God therefore called man into existence,
committing to him the craftsman's task. Through his artistic creativity man
appears more than ever in the image of God, and he accomplishes this task
above all in shaping the wondrous material of his own humanity and then
exercising creative dominion over the universe which surrounds him. With loving regard,
the divine Artist passes on to the human artist a spark of his own surpassing wisdom,
calling him to share in his creative power. Obviously, this is a sharing which leaves
intact the infinite distance between the Creator and the creature, as Cardinal Nicholas of
Cusa made clear: Creative art, which it is the soul's good fortune to entertain, is
not to be identified with that essential art which is God himself, but is only a
communication of it and a share in it.(1)
That is why artists, the more conscious they are
of their gift, are led all the more to see themselves and the whole of
creation with eyes able to contemplate and give thanks, and to raise to God a hymn of
praise. This is the only way for them to come to a full understanding of themselves, their
vocation and their mission.
The special vocation of the
artist
2. Not all are called to be artists in the
specific sense of the term. Yet, as Genesis has it, all men and women are entrusted with
the task of crafting their own life: in a certain sense, they are to make of it a work of
art, a masterpiece.
It is important to recognize the distinction, but
also the connection, between these two aspects of human activity. The distinction is
clear. It is one thing for human beings to be the authors of their own acts, with
responsibility for their moral value; it is another to be an artist, able, that is, to
respond to the demands of art and faithfully to accept art's specific dictates.(2) This is
what makes the artist capable of producing objects, but it says nothing as yet of his
moral character. We are speaking not of moulding oneself, of forming one's own
personality, but simply of actualizing one's productive capacities, giving aesthetic form
to ideas conceived in the mind.
The distinction between the moral and artistic
aspects is fundamental, but no less important is the connection between them. Each
conditions the other in a profound way. In producing a work, artists express themselves to
the point where their work becomes a unique disclosure of their own being, of what they
are and of how they are what they are. And there are endless examples of this in human
history. In shaping a masterpiece, the artist not only summons his work into being, but
also in some way reveals his own personality by means of it. For him art offers both a new
dimension and an exceptional mode of expression for his spiritual growth. Through his
works, the artist speaks to others and communicates with them. The history of art,
therefore, is not only a story of works produced but also a story of men and women. Works
of art speak of their authors; they enable us to know their inner life, and they reveal
the original contribution which artists offer to the history of culture.

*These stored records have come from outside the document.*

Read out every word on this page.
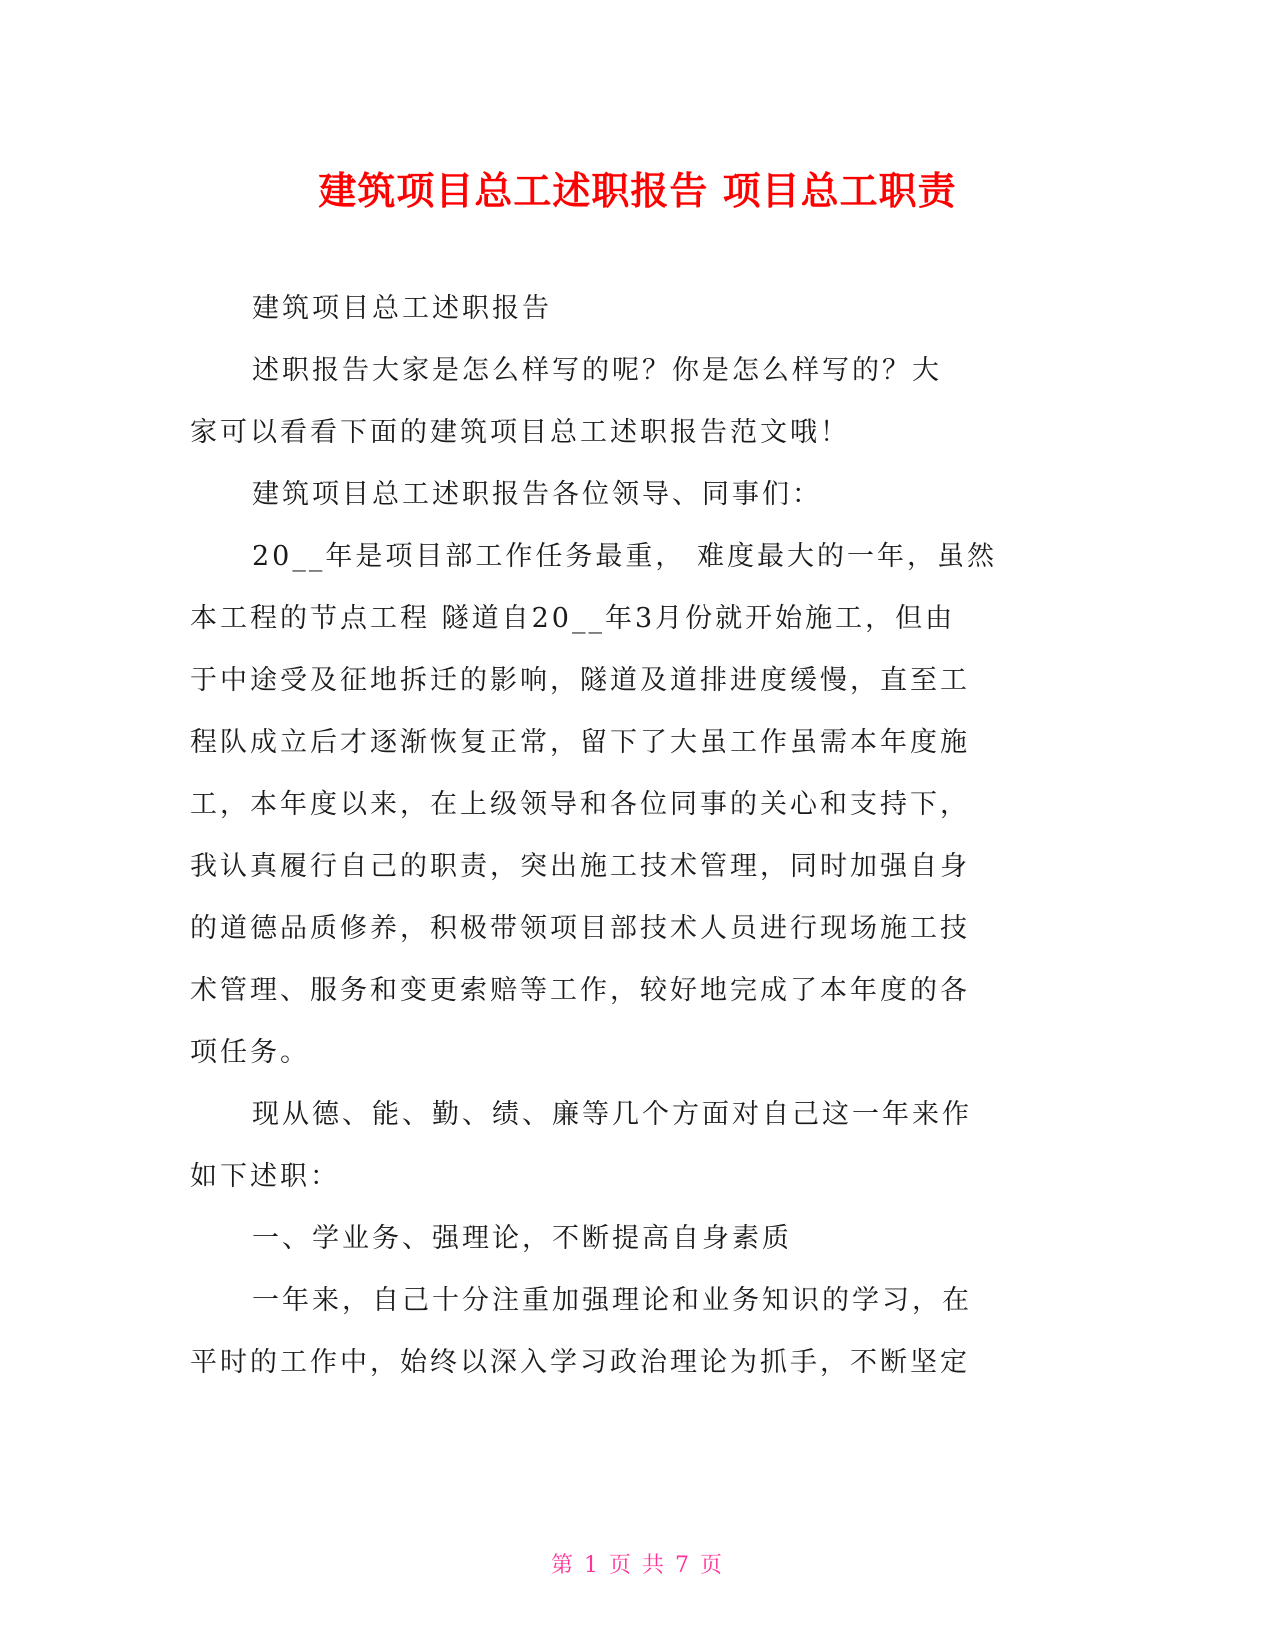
建筑项目总工述职报告 项目总工职责
建筑项目总工述职报告
述职报告大家是怎么样写的呢？你是怎么样写的？大
家可以看看下面的建筑项目总工述职报告范文哦！
建筑项目总工述职报告各位领导、同事们：
20__年是项目部工作任务最重， 难度最大的一年，虽然
本工程的节点工程 隧道自20__年3月份就开始施工，但由
于中途受及征地拆迁的影响，隧道及道排进度缓慢，直至工
程队成立后才逐渐恢复正常，留下了大虽工作虽需本年度施
工，本年度以来，在上级领导和各位同事的关心和支持下，
我认真履行自己的职责，突出施工技术管理，同时加强自身
的道德品质修养，积极带领项目部技术人员进行现场施工技
术管理、服务和变更索赔等工作，较好地完成了本年度的各
项任务。
现从德、能、勤、绩、廉等几个方面对自己这一年来作
如下述职：
一、学业务、强理论，不断提高自身素质
一年来，自己十分注重加强理论和业务知识的学习，在
平时的工作中，始终以深入学习政治理论为抓手，不断坚定
第 1 页 共 7 页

The artistic vocation in the
service of beauty
3. A noted Polish poet, Cyprian Norwid, wrote
that beauty is to enthuse us for work, and work is to raise us up.(3)
The theme of beauty is decisive for a discourse
on art. It was already present when I stressed God's delighted gaze upon creation. In
perceiving that all he had created was good, God saw that it was beautiful as well.(4) The
link between good and beautiful stirs fruitful reflection. In a certain sense, beauty is
the visible form of the good, just as the good is the metaphysical condition of beauty.
This was well understood by the Greeks who, by fusing the two concepts, coined a term
which embraces both: kalokagathía, or beauty-goodness. On this point Plato writes: The
power of the Good has taken refuge in the nature of the Beautiful.(5)
It is in living and acting that man establishes
his relationship with being, with the truth and with the good. The artist has a special
relationship to beauty. In a very true sense it can be said that beauty is the vocation
bestowed on him by the Creator in the gift of artistic talent. And, certainly,
this too is a talent which ought to be made to bear fruit, in keeping with the sense of
the Gospel parable of the talents (cf. Mt 25:14-30).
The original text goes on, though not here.